Research

A central contribution of my doctoral research is the application of Multivariate Iterative Filtering (MIF) for early and reliable detection of neurological disorders such as schizophrenia and Parkinson’s disease.

• For schizophrenia, I developed an adaptive multichannel EEG rhythm-separation technique, enabling the extraction of highly discriminative features that achieved superior classification accuracy.
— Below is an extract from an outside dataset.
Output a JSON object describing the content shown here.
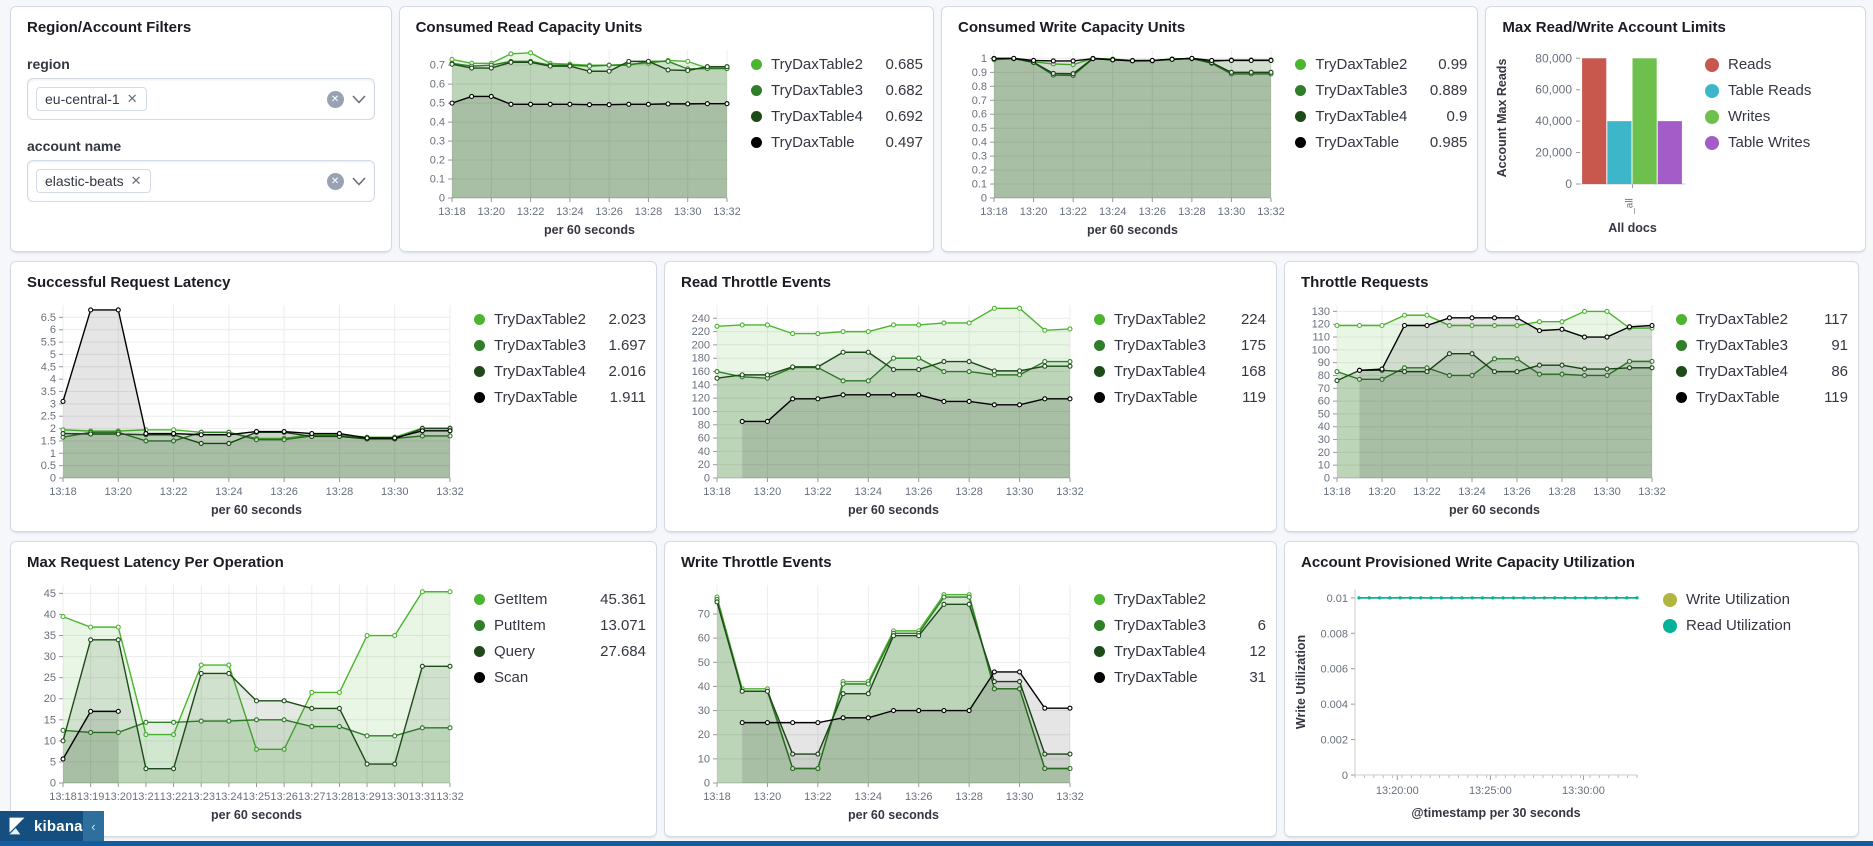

• For Parkinson’s disease, I proposed a novel phase-space–based feature derived from MIF-decomposed signals, effectively capturing complex spatiotemporal patterns.
  
  

Both approaches outperformed state-of-the-art methods in terms of sensitivity, specificity, and robustness. These frameworks pave the way for computationally efficient, non-invasive diagnostic tools that can directly support clinical decision-making.

Brain-Computer Interface

Another major contribution of my work is the development of MIF-driven pipelines for enhancing Brain-Computer Interface (BCI) systems, aimed at assisting communication and motor control in individuals with severe impairments.

 I designed a hybrid MIF–Common Spatial Patterns (MIF-CSP) framework for motor imagery BCIs, significantly boosting the accuracy of classifying imagined motor tasks.

 I further proposed an MIF–Canonical Correlation Analysis (MIF-CCA) method for steady-state visual evoked potential (SSVEP)-based BCIs, validated in mobile scenarios where subjects performed tasks while walking at different speeds. 

These methods demonstrated strong resilience against artifacts and environmental noise, underlining their potential for deployment in portable, real-world neurotechnologies that restore autonomy and improve quality of life.